2019/07/25 のログ
ご案内:「港湾都市ダイラス “ハイブラゼール”」にクレス・ローベルクさんが現れました。
■クレス・ローベルク > 窓に映る星空を横目に、男が一人、本を読んでいる。
海のさざ波ぐらいしか音のない、静かな夜だ。
今日は客も来ていない。
「……いや、何で来てないんだろうな、客」
客商売として大丈夫なのか此処、と言いたくなる。値段も良くて味も良いのだが。
何処ぞの貴族か商人が趣味でやってんのかな、と首を捻るが、しかしその疑問も直に静寂と本の内容に溶ける。
本の内容は、男にしては珍しく固い物だ――とある哲学者が書いた『理想と正義』という本。
文字通り正義と理想の関係性について書かれた本で、確か著者が宮廷魔術師か何かだった筈だった。
筈というのは、つまりそこまで真面目に読んでいるわけではないからだが。
それでも、それなりに思うことはある。
「……『理想から正義が導き出されるのか、正義から理想が導き出されるのか』か……」
呟き、少し考え、ガラじゃないなと苦笑いする。
そんなクサい事を言う程には暇で、そんなクサい事を言える程には店内は静かであった。
■クレス・ローベルク > どうにも、静かだと余計なことばかり考える。
酒場ほどの騒がしさは嫌だが、多少なりとも客が居ればな、と思う。
とはいえ、こういう事を考えるのも別に嫌いではない。
悪い事を考えているわけではないのだ。
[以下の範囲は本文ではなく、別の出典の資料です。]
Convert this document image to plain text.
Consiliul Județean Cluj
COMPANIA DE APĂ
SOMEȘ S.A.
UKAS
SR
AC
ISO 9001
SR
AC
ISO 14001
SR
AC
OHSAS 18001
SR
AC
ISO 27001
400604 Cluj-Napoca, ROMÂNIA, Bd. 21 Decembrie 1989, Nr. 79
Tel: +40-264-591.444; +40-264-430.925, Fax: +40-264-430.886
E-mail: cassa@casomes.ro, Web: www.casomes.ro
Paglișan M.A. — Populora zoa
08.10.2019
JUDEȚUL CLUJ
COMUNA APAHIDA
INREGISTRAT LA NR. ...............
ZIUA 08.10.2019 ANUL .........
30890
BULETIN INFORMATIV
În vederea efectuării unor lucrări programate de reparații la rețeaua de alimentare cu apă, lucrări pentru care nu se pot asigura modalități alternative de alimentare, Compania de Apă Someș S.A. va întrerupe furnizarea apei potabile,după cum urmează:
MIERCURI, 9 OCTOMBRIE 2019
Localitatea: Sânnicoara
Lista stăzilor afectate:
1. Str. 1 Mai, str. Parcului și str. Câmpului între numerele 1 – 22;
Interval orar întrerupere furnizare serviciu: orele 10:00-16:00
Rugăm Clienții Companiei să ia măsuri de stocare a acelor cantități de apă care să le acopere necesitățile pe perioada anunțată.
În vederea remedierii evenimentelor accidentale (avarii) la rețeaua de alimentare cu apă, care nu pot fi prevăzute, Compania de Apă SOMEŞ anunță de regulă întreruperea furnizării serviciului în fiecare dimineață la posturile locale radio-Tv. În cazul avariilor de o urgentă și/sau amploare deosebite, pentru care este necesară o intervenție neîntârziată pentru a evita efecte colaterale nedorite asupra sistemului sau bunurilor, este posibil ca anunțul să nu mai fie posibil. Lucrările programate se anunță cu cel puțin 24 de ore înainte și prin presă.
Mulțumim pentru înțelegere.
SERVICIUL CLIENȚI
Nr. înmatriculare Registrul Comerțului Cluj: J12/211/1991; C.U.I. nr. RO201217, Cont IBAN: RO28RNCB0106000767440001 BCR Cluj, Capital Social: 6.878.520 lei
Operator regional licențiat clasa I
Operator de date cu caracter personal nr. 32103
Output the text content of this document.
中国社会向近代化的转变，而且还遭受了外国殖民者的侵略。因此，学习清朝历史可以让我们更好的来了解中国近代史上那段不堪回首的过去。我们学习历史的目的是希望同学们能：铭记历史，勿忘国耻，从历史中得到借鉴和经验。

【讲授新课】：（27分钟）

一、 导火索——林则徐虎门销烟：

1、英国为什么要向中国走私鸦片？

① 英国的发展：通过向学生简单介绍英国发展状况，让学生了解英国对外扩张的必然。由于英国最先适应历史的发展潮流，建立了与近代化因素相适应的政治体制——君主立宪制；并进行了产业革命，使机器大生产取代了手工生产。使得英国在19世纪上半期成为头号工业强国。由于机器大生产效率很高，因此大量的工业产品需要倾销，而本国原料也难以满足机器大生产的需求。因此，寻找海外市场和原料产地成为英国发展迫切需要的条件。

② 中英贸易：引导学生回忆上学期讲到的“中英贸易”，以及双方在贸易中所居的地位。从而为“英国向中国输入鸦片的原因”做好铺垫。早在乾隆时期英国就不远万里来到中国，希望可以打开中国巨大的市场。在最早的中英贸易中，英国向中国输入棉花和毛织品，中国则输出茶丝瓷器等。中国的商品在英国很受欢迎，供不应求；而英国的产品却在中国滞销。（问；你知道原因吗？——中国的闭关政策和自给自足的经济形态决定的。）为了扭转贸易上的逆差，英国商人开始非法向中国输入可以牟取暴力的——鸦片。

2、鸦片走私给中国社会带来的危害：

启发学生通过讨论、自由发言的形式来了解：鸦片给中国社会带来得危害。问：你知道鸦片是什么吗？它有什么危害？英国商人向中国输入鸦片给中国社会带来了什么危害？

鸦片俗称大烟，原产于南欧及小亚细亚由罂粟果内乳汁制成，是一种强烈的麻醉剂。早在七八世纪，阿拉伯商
それぐらいは自由だと言いたいが、
「しかし、考えすぎてキャラが壊れてもなあ……」
キャラというか、何時ものスタンスと言うか。
正義とか、理想とか、そういうのを無闇に考えると、後々に損をするというのが、男の経験則だ。
人を犯す――陵辱する仕事の人間にとって、倫理観などはどうしたって邪魔になる物ではあるし。
だからこそ、この考え方を散らす必要があるが、
「んー、一度ガチで考えるか、或いは派手に遊ぶかだなあ」
■クレス・ローベルク > 遊ぶにしても、今日はあまりエロい気分ではない。
どちらかというと、人に会いたい気分だ――勿論それが可愛い子であれば言うことはないが。
後は、歌、賭け、バトル――
「そこでバトルが入るのが職業病だな」
とはいえ、何だかんだ模擬戦は楽しい。
そもそも、闘技場の剣闘士なんぞやってるのも、命のかからない戦いが楽しいからではあるし。
無論、実際には命の危機はアリアリだが(最近だと、寧ろ戦場の方が命の危機は少ないのではという気もする)それでも、それは結果として生じるミスのようなもので、それ自体が目的ではない。
理想[モクテキ]から導き出される正義[ルール]
「まあ、こういうの許せない人も多いけど。
純粋さってそんなに大事なもんかねえ……」
偶にファンレターの体で、抗議の手紙やそれ以上の過激な物品が届いたりするが。
彼等にとっては、正義[ルール]より、理想[シンネン]の方が大事なのだろうかと考えると、流石にちょっと皮肉な気持ちになる。
■クレス・ローベルク > ――静かな店内で、男は一人物思いに耽り続ける
ご案内:「港湾都市ダイラス “ハイブラゼール”」からクレス・ローベルクさんが去りました。